Foreign Property News | Posted by Si Thu Aung
Nurse Leslie McKamey has gotten used to the 16-hour shifts, to skipping lunch, to the nightly ritual of throwing all her clothes in the laundry and showering as soon as she walks through the door to avoid potentially infecting her children. She’s even grown accustomed to triaging Covid patients, who often arrive at the emergency room so short of breath they struggle to describe their symptoms.
But despite the trauma and exhaustion of the last eight months, she was shocked when North Dakota’s governor, Doug Burgum, said last week that healthcare workers who test positive for coronavirus but do not display symptoms could still report to work.

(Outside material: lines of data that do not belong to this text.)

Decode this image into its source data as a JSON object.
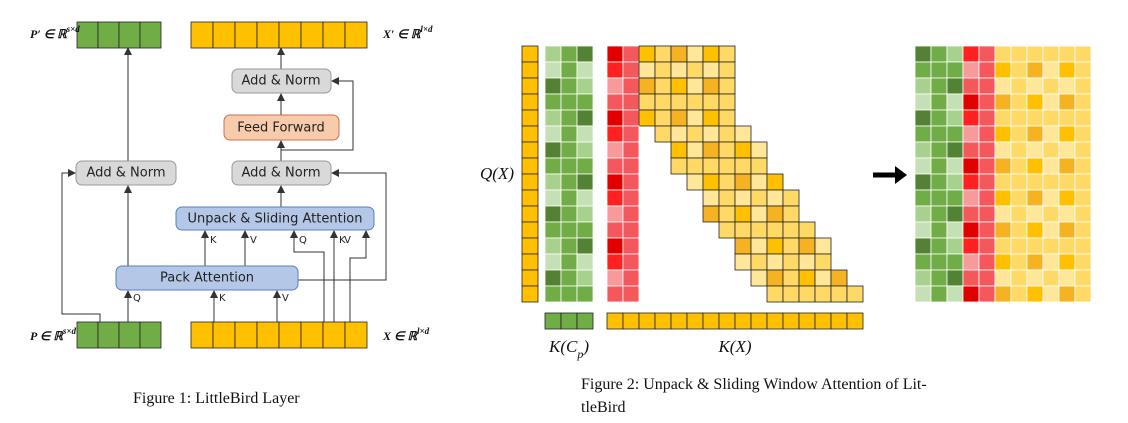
{
  "figure1": {
    "outputs": {
      "p_prime": {
        "symbol": "P′ ∈ ℝ",
        "superscript": "s×d"
      },
      "x_prime": {
        "symbol": "X′ ∈ ℝ",
        "superscript": "l×d"
      }
    },
    "inputs": {
      "p": {
        "symbol": "P ∈ ℝ",
        "superscript": "s×d"
      },
      "x": {
        "symbol": "X ∈ ℝ",
        "superscript": "l×d"
      }
    },
    "blocks": {
      "add_norm_left": "Add & Norm",
      "add_norm_top": "Add & Norm",
      "feed_forward": "Feed Forward",
      "add_norm_mid": "Add & Norm",
      "unpack_attention": "Unpack & Sliding Attention",
      "pack_attention": "Pack Attention"
    },
    "pack_ports": [
      "Q",
      "K",
      "V"
    ],
    "unpack_ports": [
      "K",
      "V",
      "Q",
      "K",
      "V"
    ],
    "caption": "Figure 1:  LittleBird Layer"
  },
  "figure2": {
    "query_label": "Q(X)",
    "key_packed_label": {
      "text": "K(C",
      "subscript": "p",
      "close": ")"
    },
    "key_label": "K(X)",
    "caption_lines": [
      "Figure 2:  Unpack & Sliding Window Attention of Lit-",
      "tleBird"
    ]
  }
}
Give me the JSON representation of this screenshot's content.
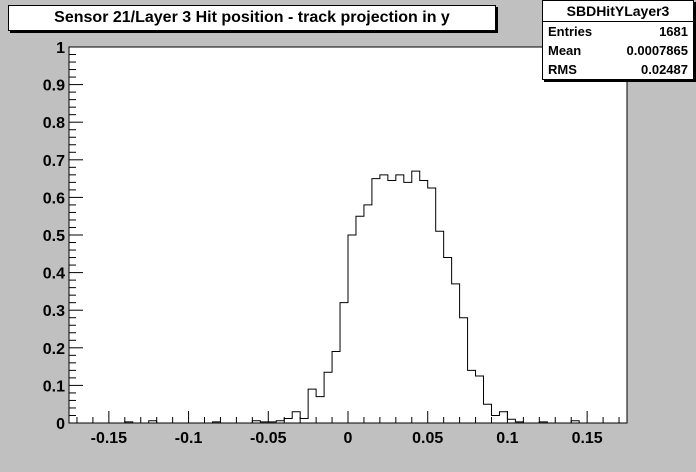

The order, which is in line with CDC guidance for mitigating staff shortages, would only allow asymptomatic health workers who test positive to work in Covid units, and treat patients who already have the virus.
But many feel the idea endangers the workers themselves and their colleagues. It comes as North Dakota faces one of the worst outbreaks of Covid-19 and grapples with healthcare staff shortages.
“We’re worried about somebody dying, frankly, because we couldn’t get to them in time,” said McKamey, an emergency room nurse in Bismarck. According to data from the Covid Tracking Project, more than 9,400 North Dakotans tested positive for Covid-19 last week alone. About one in 12 North Dakota residents have been infected with the virus; nearly one in 1,000 have died. In early November , the North Dakota department of health reported that there were only 12 open ICU beds in the entire state. McKamey said Burgum’s order goes against everything she’s been taught as a nurse.
“If hospital administrators start forcing Covid-positive staff to go to work, it’s going to be very scary. We’re trained to do no harm, and asking Covid-positive, asymptomatic nurses to return to work is putting patients at risk. It’s putting fellow staff members at risk.”
Nine months into the pandemic, it’s clear healthcare workers already face increased risks. Lost on the Frontline, a joint effort by the Guardian and Kaiser Health News, is investigating the deaths of 1,375 healthcare workers who appear to have died of Covid-19 since the start of the pandemic. Nearly a third of those healthcare workers were nurses.
McKamey described long shifts in an emergency room that has begun taking on patients overnight because other wards of the hospital did not have capacity to admit them. Nurses pick up extra shifts to cover for colleagues who have gotten sick and take on multiple critical patients at once.
It is a scene playing out in hospitals across the country, as the coronavirus spreads unabated. As of 16 November, more than 11 million people in the United States had been infected with the virus, with health officials reporting 180,000 new infections in a single day.